In the second chapter ‘Transcending Sex,’ Assultani discusses Larkin’s High Windows. This five-stanza poem is one of Larkin’s most significant works, summarizing his view on love, sex, old age, solitude and deprivation.

To analyse the poem Assultani utilizes Immanuel Kant’s concept of “The Sublime.”

While in the third and last chapter of the book, ‘Transcending the Ordinary,’ Assultani critically evaluates Here and Absences which echo the works of the French Symbolist poets of the late nineteenth and early twentieth century, such as Stephane Mallarme, Baudelaire, Rimbaud, and Valery.

For Assultani, Larkin’s poetry makes use of the literary concept of ‘defamiliarization’ which is at odds with that of the New York school poets, such as Frank O’Hara.

The impression one gets after reading Assultani’s book is that Larkin and Ted Hughes are the greatest poets in post-war Britain.

Larkin was a member of The Movement, a literary school founded in the 1950s in Britain in response to the Romanticism and Surrealism echoed in the poetry of Dylan Thomas and others.

Larkin published seven collections of poetry: The North Ship (1945); XX Poems (1951); Poems (1954); The Less Deceived (1955); The Whitsun Weddings (1964); High Windows (1974); and Collected Poems (1988).

Assultani highlights the solitude of the modern man that characterizes most of Larkin’s poetry especially Talking in Bed in which he says:

Talking in bed ought to be easiest,
Lying together there goes back so far,
An emblem of two people being honest.
Yet more and more time passes silently.
Outside, the wind’s incomplete unrest
Builds and disperses clouds in the sky,
And dark towns heap up on the horizon.
None of this cares for us.

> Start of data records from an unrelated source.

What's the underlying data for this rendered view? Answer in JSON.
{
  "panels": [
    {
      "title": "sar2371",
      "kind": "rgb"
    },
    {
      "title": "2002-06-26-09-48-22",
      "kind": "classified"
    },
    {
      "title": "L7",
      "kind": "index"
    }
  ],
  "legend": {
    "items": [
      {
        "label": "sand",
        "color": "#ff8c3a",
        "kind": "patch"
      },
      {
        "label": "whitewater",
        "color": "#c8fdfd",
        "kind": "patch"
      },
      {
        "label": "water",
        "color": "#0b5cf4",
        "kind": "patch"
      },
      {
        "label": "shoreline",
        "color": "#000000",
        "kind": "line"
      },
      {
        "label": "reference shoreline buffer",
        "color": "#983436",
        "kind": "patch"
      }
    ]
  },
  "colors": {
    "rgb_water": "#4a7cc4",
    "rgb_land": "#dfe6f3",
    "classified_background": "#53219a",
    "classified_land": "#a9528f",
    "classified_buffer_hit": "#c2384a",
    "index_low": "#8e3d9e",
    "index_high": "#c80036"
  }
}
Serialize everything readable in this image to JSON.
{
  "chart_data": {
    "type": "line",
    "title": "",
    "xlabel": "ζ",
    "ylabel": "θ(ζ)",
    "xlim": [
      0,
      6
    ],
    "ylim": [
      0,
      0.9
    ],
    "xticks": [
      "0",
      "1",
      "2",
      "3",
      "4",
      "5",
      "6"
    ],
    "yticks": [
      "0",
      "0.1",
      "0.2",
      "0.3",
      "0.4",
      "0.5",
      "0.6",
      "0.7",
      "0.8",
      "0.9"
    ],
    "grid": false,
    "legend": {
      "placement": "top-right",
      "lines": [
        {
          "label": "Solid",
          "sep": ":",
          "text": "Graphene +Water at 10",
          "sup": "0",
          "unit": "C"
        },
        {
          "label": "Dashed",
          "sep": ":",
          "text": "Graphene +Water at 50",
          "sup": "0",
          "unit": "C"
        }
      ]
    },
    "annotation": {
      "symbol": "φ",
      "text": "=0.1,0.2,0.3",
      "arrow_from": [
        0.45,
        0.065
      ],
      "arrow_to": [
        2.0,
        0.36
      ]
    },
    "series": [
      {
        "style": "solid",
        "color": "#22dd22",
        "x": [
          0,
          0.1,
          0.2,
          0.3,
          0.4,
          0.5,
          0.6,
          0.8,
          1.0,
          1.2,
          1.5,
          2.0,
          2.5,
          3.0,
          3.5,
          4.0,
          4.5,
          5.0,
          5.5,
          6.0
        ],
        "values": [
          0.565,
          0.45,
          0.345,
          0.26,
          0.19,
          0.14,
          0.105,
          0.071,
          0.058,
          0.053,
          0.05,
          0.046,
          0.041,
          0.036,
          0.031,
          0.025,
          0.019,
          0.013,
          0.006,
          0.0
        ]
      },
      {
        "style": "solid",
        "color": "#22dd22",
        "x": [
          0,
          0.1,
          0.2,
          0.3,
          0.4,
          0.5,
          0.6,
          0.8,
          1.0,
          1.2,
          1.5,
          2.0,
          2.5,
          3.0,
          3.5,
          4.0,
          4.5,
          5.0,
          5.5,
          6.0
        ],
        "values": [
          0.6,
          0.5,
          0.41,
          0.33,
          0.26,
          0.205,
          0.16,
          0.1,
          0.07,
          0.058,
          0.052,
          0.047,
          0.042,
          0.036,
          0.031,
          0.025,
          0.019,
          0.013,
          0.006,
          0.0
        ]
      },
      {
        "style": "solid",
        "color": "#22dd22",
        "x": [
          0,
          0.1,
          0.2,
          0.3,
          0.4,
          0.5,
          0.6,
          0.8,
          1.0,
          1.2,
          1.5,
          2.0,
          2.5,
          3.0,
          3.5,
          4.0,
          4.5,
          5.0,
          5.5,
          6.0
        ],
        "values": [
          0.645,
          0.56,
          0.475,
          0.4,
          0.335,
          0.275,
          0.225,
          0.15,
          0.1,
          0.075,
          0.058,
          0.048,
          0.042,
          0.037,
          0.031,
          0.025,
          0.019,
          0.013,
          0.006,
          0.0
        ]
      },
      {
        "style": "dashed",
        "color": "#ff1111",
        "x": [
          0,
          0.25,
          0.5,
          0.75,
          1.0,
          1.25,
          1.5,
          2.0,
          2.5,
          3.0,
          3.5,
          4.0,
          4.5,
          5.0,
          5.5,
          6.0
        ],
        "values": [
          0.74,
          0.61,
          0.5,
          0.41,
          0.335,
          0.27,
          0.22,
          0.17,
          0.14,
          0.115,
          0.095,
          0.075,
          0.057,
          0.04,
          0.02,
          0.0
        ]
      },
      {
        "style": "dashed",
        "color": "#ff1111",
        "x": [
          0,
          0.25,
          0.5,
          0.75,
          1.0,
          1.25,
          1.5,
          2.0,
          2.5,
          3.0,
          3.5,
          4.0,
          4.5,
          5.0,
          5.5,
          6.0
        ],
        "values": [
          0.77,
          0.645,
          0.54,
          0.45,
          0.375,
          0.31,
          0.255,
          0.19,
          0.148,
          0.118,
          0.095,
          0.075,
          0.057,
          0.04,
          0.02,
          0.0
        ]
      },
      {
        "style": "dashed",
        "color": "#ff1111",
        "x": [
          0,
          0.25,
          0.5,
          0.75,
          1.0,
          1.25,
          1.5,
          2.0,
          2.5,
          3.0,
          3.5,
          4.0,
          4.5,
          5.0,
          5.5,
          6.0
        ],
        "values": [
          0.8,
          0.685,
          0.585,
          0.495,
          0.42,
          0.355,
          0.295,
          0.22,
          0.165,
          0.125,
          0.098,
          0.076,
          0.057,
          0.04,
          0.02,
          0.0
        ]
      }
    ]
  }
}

Nothing shows why
At this unique distance from isolation
It becomes still more difficult to find
Words at once true and kind,
Or not untrue and not unkind.

Nevertheless, Assultani needs to reconsider some of his analysis. For example, on p. 52 he maintains that Larkin’s poetry is “no less ‘intellectual’ and sophisticated than that of Eliot or Pound.” In fact, even those who know little about these three poets can tell that Eliot and Pound are more sophisticated than Larkin.

What is more, the comparison Assultani draws between Larkin’s poetry and that of the Welsh poet R. S. Thomas appears unconvincing to me, particularly given that Thomas was devoutly religious while Larkin was secular.

Assultani writes: “Many of Larkin’s themes are analogous with those of Thomas than with any other British poet in the second half of the twentieth century…. Waiting, Absences, death, failure, suffering, echo and shadows are very common vocabularies in their poetic discourse.”

Nevertheless, Assultani’s book remains, as Taheri puts it, “a scholarly probe shedding new light on aspects of Larkin’s poetry beyond the pseudo-biographised stories to which he has been subjected for decades.”

Philip Larkin An Outsider Poet: Transcending Solitude Sex and The Ordinary by Fadhil Assultani is published by Mira Publishing House.